Su madre no vivía con mucha alegría las incursiones de su hijo en aquella Revolución Sandinista que en 1979 derrocó al dictador Anastasio Somoza. “Tienes que volver a la literatura”, le decía a Sergio, cuando éste se había convertido ya en el Vicepresidente de su país. Y Ramírez volvió a los libros en 1996, luego del fracaso del Frente Sandinista de Liberación Nacional y de sus conocidos desacuerdos con su ex compañero de lucha, hoy presidente de Nicaragua, Daniel Ortega, y con el ya fallecido ideólogo de la revolución, el comandante Tomás Borge.
“No he tenido desde entonces tentación de abandonar la literatura para volver a la vida pública, sencillamente porque mi accionar político dependió de una situación extraordinaria que consistía en la ambición de un país de salir de una dictadura y de pasar a una etapa nueva y, además, tuvo mucho que ver que en ese entonces yo era muy joven”, dice Ramírez. “Me parece patético un viejo que se dedicara a cambiar el mundo y, por otra parte, cuando la Revolución terminó tan mal, para mí no fue un problema regresar a mi mundo de siempre, a la literatura”, explica el también autor de Sombras nada más y Mil muertes, novelas que tienen como tema central a Nicaragua.
“Soy un escritor nicaragüense por cuestiones afectivas más que morales, porque en realidad mi obligación moral es más hacia América Latina que hacia Nicaragua solamente. Mi obligación moral ha sido con los más pobres, con la búsqueda de la justicia”, afirma. Quizá por eso su rostro se tensa cuando se le pide opinión acerca de la realidad política de su país, aunque no tanto cuando la entrevista comienza a recorrer los pasadizos del ayer y salen nombres como el de Tomás Borge, también escritor. “En Nicaragua todos son escritores, es una herencia de Rubén Darío”, dice con intempestiva parquedad. “Tomás Borge solía recibir a Julio Cortázar en una humilde casa de Bello Horizonte, donde no vivía; era toda una escenografía, su mansión estaba oculta detrás del jardín al que se llegaba por una puerta secreta”, le dijo Ramírez hace tiempo al periodista salvadoreño Carlos Dada.

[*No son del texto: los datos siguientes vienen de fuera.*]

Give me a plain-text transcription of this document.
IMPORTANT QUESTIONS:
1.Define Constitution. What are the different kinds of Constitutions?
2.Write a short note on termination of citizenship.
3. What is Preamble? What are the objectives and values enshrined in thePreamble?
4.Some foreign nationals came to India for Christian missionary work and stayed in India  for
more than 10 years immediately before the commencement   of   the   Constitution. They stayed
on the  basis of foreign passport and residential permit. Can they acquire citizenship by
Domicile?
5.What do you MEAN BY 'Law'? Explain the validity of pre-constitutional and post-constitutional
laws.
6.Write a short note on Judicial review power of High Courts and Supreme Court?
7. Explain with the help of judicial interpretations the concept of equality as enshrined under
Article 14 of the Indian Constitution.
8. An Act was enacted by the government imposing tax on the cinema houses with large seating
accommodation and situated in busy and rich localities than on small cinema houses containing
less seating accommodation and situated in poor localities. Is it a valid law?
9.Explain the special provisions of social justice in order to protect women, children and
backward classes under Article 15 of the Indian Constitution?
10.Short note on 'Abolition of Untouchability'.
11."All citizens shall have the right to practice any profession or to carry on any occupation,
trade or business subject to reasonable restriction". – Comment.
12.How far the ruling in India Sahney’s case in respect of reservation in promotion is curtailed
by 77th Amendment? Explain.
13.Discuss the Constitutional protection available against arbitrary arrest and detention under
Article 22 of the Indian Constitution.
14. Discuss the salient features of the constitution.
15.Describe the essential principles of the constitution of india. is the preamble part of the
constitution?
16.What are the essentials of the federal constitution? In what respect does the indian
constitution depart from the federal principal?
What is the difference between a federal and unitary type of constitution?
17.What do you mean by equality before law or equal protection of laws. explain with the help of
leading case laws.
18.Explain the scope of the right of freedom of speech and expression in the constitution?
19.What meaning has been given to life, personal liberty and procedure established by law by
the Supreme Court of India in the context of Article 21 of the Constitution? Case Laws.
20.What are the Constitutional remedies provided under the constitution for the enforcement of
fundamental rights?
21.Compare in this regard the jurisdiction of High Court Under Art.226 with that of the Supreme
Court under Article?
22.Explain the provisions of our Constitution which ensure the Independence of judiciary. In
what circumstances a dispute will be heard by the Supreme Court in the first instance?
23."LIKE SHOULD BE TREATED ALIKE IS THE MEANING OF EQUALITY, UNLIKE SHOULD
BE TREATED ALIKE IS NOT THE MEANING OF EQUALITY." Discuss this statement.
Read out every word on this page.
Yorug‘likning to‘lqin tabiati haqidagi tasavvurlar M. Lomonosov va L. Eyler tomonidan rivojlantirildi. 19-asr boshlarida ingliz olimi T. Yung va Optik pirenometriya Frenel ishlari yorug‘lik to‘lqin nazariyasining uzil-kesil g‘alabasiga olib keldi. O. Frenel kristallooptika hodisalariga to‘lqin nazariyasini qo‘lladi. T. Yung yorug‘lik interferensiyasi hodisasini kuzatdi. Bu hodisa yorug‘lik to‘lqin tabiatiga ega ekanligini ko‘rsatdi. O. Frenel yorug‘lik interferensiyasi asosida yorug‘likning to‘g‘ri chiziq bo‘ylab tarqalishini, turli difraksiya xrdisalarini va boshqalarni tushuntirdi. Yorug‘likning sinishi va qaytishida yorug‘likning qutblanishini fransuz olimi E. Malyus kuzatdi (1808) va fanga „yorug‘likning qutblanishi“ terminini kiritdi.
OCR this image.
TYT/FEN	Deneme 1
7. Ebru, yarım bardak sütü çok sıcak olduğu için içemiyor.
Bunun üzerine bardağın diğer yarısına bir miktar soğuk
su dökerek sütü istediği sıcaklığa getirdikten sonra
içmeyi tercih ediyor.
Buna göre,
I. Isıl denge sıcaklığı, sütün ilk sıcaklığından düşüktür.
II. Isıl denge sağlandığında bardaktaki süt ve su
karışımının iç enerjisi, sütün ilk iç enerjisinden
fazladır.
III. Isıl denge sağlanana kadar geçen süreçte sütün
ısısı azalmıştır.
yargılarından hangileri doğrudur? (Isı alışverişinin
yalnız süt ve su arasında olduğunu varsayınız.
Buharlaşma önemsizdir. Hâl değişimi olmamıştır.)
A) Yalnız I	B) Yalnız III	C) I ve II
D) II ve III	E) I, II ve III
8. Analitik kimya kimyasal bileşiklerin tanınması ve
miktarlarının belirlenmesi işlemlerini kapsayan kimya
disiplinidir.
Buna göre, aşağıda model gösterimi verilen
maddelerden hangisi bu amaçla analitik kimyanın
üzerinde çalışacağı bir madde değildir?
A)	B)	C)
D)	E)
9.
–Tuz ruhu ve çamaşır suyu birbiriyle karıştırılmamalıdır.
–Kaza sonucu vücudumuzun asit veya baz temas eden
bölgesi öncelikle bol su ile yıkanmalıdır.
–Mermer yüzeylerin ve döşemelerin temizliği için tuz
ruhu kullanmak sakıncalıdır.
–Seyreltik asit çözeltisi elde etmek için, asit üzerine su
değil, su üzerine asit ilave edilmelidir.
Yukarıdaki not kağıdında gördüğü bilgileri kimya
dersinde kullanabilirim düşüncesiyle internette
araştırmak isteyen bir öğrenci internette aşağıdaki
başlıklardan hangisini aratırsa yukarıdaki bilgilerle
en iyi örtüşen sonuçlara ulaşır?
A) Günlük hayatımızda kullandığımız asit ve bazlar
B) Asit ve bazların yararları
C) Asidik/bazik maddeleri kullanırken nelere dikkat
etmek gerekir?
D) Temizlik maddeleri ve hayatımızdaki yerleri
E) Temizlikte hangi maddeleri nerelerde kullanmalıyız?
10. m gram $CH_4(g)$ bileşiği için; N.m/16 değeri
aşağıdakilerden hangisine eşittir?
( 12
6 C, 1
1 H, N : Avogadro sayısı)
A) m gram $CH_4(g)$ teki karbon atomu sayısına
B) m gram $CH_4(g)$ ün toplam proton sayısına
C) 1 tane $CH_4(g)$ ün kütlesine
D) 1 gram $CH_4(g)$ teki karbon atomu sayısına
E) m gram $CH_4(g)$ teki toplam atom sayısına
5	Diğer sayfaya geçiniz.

La anécdota refleja el abismo que hoy separa al escritor de sus antiguos compañeros de batalla. Ahora su lucha es la que entabla diariamente con la escritura. “Para mí, escribir es un estado de gracia y representa encontrarme todos los días con el milagro de inventar. Disfruto inventando, aunque hay que decir también que no hay gozo que no tenga un poco de sufrimiento, y no siempre se puede trasladar la imaginación a las palabras y hacerlo de corrido”, admite. “Al decir de Mario Vargas Llosa, yo creo en la relación matrimonial con la literatura, estoy casado con la escritura y cumplo deberes vitales con ella. Hay gente que puede escribir en un café, como hacía Jean-Paul Sartre, pero a mí no me sale”, dice el autor.
DE LA REALIDAD A LA FICCIÓN Y VICEVERSA
La fugitiva es una novela que le tomó más de dos años escribir. En ella quedan borradas las fronteras entre realidad y ficción merced a un complejo entramado narrativo que cuenta biográficamente la atribulada vida de la costarricense Amanda Solano, una mujer escritora que lucha contra una sociedad conservadora y se le va la vida en ello. Se trata en realidad de Yolanda Oreamuno, escritora muerta en México en 1956, a los 40 años.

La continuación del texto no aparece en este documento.